Home School of Journalism and Mass Communication Drake students are top winners in AEJMC magazine contest

Drake students are top winners in AEJMC magazine contest

Drake University journalism students were the big winners in the 2014 AEJMC Student Magazine Contest, grabbing a total of 12 awards, including four first-place prizes.

ThinkCoverThe contest, judged by media professionals and sponsored by the Association for Education in Journalism and Mass Communication, featured 270 entries from 28 universities. Seventeen schools won awards, and Drake led the field with 12 awards. Ryerson and Missouri were next with eight each.

The spring 2014 issue of Think magazine won the general excellence award for a single issue of an ongoing magazine. Rachel Weeks was editor-in-chief for the issue, which was a capstone project for senior magazine and news/Internet students at Drake. The magazine app can be downloaded for free on iTunes.
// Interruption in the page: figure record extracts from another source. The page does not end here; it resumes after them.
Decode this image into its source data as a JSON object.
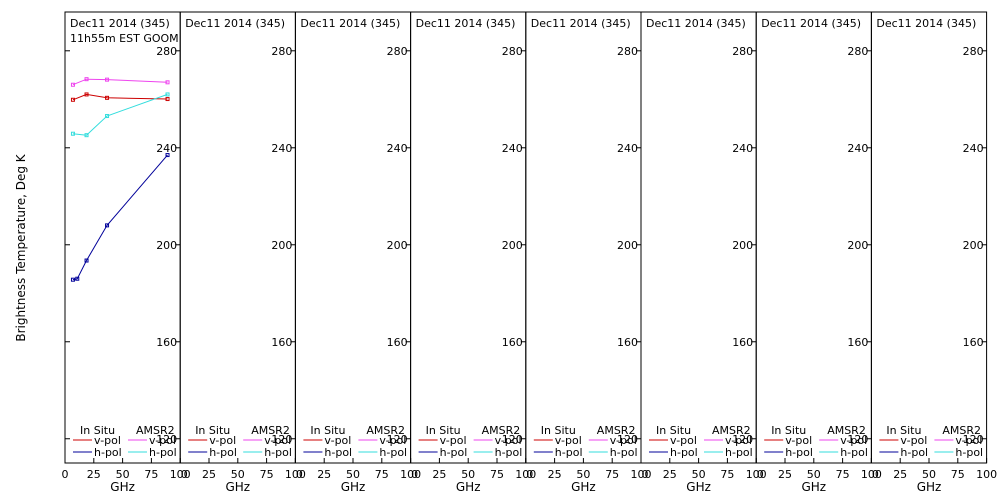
{
  "chart_data": {
    "type": "line",
    "ylabel": "Brightness Temperature, Deg K",
    "xlabel": "GHz",
    "xlim": [
      0,
      100
    ],
    "ylim": [
      110,
      296
    ],
    "xticks": [
      0,
      25,
      50,
      75,
      100
    ],
    "yticks": [
      120,
      160,
      200,
      240,
      280
    ],
    "legend": {
      "insitu_header": "In Situ",
      "amsr2_header": "AMSR2",
      "vpol": "v-pol",
      "hpol": "h-pol",
      "colors": {
        "insitu_v": "#cc0000",
        "insitu_h": "#000099",
        "amsr2_v": "#ee44ee",
        "amsr2_h": "#33dddd"
      }
    },
    "panels": [
      {
        "title": "Dec11 2014 (345)",
        "subtitle": "11h55m EST GOOM",
        "series": [
          {
            "key": "insitu_v",
            "x": [
              6.9,
              18.7,
              36.5,
              89.0
            ],
            "y": [
              259.8,
              262.0,
              260.6,
              260.1
            ]
          },
          {
            "key": "amsr2_v",
            "x": [
              6.9,
              18.7,
              36.5,
              89.0
            ],
            "y": [
              266.0,
              268.3,
              268.1,
              267.0
            ]
          },
          {
            "key": "amsr2_h",
            "x": [
              6.9,
              18.7,
              36.5,
              89.0
            ],
            "y": [
              245.8,
              245.2,
              253.1,
              262.0
            ]
          },
          {
            "key": "insitu_h",
            "x": [
              6.9,
              10.65,
              18.7,
              36.5,
              89.0
            ],
            "y": [
              185.6,
              186.0,
              193.5,
              208.0,
              237.0
            ]
          }
        ]
      },
      {
        "title": "Dec11 2014 (345)",
        "subtitle": "",
        "series": []
      },
      {
        "title": "Dec11 2014 (345)",
        "subtitle": "",
        "series": []
      },
      {
        "title": "Dec11 2014 (345)",
        "subtitle": "",
        "series": []
      },
      {
        "title": "Dec11 2014 (345)",
        "subtitle": "",
        "series": []
      },
      {
        "title": "Dec11 2014 (345)",
        "subtitle": "",
        "series": []
      },
      {
        "title": "Dec11 2014 (345)",
        "subtitle": "",
        "series": []
      },
      {
        "title": "Dec11 2014 (345)",
        "subtitle": "",
        "series": []
      }
    ]
  }
}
The overall excellence category included 26 entries and was judged by Sara Austin, deputy editor of Cosmopolitan and winner of the 2014 National Magazine Award for service journalism. She had this to say about Think:

“From the arresting cover image on, the magazine engages with witty visuals, a narrow-but-deep theme that is meaningful to a broad range of readers, and clean, professional writing. The editors impress by addressing “do gooder” topics without ever feeling preachy or overly earnest, but also without resorting to the crutch of snark or sarcasm. The iPad-only format is designed cleanly, easy to navigate, and reinforces the theme of sustainability.”

Think’s website was also recognized, with think-mag.com finishing third in the competition for best online magazine. Drakemagazine.com received honorable mention in that category.

Drake junior Meagan Flynn received two first-place awards—in the features category and the places category—with the same article: “City Limits,” a narrative on the life of Elsie Eiler, the lone resident of Monowi, Nebraska. Flynn made two trips to the tiny town to get inside the story, which includes a look at the fate of small-town America.

“Meagan’s piece is a great example of what good journalism can do: tell the story of one person but connect that story to an issue that impacts us all in one way or another,” said Professor Jeff Inman, who guided production of the issue of Urban Plains magazine that features the article. “Meagan’s time, dedication, and dogged determination to produce the best piece she could truly paid off.”

MinimalLivingCoverFlynn also won third place for investigation and analysis writing with an article about the juvenile justice system in Iowa.

Drake’s Hali Ortega finished first in the individual startup magazine category with his prototype and business plan for Minimal Living, a magazine that serves a growing community of people dedicated to reducing their impact on the environment.

Kayli Kunkel finished second in the startup category with a music magazine titled Beat Scene. Selchia Cain received honorable mention for Esteem, a magazine for pre-teens inspired by Dove’s Movement for Self-Esteem.

“I was really wowed by all the excellent work our students produced last year, and to receive this national recognition just confirms what we all saw happening,” said Lori Blachford, the Peggy Fisher and Larry Stelter Chair of Magazine Journalism at Drake. “To succeed on all levels, from magazine production and website design to solid writing and entrepreneurial projects, is a great testament to our students’ dedication to good journalism and to the diversity of experiences our program offers.”

Other honorable mentions for Drake students included one for Flynn in the people category, Kelsey Johnson in investigation and analysis, and The Annual in best magazine design.

The contest organizer is Carol Holstead, associate professor of journalism at the University of Kansas. Among the judges for the 13 contest categories this year were award-winning writer Mike Sager; Dick Stolley, founding editor of People; Nina Elder, food editor at Every Day with Rachael Ray; and Peter Moore, editor of Men’s Health.